It has been discovered that a bogus Chrome extension, posing as ChatGPT’s, is equipped with the ability to hijack Facebook accounts and create unauthorized admin accounts. This serves as a reminder that cybercriminals continue to employ various methods to spread malware.
In a technical report, researcher Nati Tal from Guardio Labs revealed that a cyber criminal using a fake ChatGPT-branded Chrome browser extension is hijacking prominent Facebook business accounts to create a network of Facebook bots and a malicious paid media system. This enables the attacker to push Facebook paid advertisements at the cost of their targets in a self-replicating and worm-like fashion.
The “Quick access to Chat GPT” browser extension has been removed from the Chrome Web Store by Google as of March 9, 2023. The extension, which reportedly garnered 2,000 daily installations since March 3, 2023, was found to have malicious capabilities.
The ChatGPT browser extension is marketed through sponsored Facebook posts, but its true purpose is to clandestinely gather cookies and Facebook account information by exploiting an existing authenticated session.
Two fake Facebook applications named “portal” and “msg_kig” are utilized by cyber criminals to gain backdoor entry and acquire complete control of targeted profiles. The installation of these apps on Facebook accounts is completely automated, allowing them to surreptitiously maintain backdoor access and obtain full control of the accounts.
The malware utilizes the compromised Facebook business accounts to advertise itself, which leads to the expansion of its army of Facebook bots.
The rise of fake ChatGPT versions has given an opportunity for threat actors to exploit unsuspecting users into installing them. Since its launch last year, OpenAI’s ChatGPT has gained immense popularity, and cybercriminals have been creating fake versions of the AI chatbot to target users.
Recently, a social engineering campaign was uncovered by Cyble, which utilized an unofficial ChatGPT social media page to lure unsuspecting users to malicious websites that distribute information stealers like RedLine, Lumma, and Aurora.

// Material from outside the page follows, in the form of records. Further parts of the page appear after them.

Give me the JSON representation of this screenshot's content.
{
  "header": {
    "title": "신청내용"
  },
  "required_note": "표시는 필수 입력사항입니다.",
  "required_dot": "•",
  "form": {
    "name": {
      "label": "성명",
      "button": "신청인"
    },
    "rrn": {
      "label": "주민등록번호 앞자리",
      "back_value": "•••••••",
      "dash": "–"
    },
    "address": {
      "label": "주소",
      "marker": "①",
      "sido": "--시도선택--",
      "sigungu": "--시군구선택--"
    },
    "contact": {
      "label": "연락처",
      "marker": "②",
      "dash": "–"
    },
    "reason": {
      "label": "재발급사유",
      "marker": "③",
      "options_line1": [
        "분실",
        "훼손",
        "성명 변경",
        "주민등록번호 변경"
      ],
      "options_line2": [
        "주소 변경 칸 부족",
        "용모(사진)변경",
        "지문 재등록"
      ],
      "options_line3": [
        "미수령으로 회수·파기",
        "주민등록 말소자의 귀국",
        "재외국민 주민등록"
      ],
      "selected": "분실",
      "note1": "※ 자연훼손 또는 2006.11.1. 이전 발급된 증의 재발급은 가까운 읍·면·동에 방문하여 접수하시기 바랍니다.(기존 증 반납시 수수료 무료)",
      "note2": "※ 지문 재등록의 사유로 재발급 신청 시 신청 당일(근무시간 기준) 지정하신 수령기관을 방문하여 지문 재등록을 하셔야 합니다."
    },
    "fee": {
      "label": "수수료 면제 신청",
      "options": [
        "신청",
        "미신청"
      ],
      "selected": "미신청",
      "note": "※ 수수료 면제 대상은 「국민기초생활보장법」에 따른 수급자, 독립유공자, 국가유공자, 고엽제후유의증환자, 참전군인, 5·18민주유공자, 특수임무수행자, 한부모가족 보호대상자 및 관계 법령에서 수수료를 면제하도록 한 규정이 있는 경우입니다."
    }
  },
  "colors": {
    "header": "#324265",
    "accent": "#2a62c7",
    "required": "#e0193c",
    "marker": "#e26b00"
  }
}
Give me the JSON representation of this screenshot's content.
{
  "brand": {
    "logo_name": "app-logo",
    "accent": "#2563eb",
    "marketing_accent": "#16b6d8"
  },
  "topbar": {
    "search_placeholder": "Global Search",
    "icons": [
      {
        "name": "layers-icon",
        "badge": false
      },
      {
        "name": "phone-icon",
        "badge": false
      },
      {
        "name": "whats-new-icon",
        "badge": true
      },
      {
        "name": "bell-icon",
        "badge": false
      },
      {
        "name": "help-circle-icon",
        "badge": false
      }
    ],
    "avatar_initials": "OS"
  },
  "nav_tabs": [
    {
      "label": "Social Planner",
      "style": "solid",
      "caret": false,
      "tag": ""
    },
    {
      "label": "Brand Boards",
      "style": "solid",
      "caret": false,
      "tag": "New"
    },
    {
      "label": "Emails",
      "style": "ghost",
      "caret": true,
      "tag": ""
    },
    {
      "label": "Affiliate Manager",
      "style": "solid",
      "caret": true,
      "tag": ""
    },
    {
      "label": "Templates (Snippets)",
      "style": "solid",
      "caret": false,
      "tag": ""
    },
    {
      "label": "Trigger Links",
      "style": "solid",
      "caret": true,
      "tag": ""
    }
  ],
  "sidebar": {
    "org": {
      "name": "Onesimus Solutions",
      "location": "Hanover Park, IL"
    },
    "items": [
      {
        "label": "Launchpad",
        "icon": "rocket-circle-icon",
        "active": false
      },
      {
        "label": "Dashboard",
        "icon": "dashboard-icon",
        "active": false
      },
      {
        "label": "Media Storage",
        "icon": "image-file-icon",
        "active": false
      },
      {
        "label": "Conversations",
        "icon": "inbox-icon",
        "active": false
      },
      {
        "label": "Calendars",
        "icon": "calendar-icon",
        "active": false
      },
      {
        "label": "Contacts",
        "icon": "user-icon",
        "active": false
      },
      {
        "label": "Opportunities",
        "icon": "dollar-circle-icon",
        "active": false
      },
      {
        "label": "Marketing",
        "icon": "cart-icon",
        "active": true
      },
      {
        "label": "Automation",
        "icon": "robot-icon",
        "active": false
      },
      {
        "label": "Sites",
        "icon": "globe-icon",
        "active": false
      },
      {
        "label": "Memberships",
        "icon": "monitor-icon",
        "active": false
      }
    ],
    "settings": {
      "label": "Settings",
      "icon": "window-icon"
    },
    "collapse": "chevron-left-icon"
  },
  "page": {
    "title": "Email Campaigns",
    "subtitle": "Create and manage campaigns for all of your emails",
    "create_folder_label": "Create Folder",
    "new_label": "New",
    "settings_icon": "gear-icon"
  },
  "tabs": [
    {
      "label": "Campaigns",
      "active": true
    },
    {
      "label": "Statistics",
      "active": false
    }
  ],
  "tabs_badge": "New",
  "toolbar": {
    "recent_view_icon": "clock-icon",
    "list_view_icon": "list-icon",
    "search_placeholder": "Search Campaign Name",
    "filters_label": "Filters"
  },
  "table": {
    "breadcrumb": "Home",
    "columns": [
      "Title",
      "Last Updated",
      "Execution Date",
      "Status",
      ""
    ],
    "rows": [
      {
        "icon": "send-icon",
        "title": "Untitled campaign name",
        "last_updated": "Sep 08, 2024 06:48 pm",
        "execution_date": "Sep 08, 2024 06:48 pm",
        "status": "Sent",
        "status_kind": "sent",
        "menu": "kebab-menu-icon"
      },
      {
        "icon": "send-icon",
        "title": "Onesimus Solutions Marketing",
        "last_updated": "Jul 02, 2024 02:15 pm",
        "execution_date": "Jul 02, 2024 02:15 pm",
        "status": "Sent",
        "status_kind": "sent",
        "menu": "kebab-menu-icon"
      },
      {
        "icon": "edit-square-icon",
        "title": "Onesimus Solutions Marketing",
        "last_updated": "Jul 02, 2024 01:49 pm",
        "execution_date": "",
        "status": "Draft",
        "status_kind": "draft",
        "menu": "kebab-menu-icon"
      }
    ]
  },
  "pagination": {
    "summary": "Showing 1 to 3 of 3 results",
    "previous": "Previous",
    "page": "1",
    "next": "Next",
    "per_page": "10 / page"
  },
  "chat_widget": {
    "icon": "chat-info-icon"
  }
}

Bitdefender recently revealed that the success of OpenAI’s ChatGPT has attracted the attention of fraudsters who utilize the technology to carry out sophisticated investment scams. Additionally, fake ChatGPT apps have been found in the Google Play Store and other third-party Android app stores, which distribute SpyNote malware to users’ devices.
As a note of caution, don’t download any web extensions or any unusual plug-ins. I know it may sound enticing to have ChatGPT in your browser, but please do careful research before downloading anything from the internet.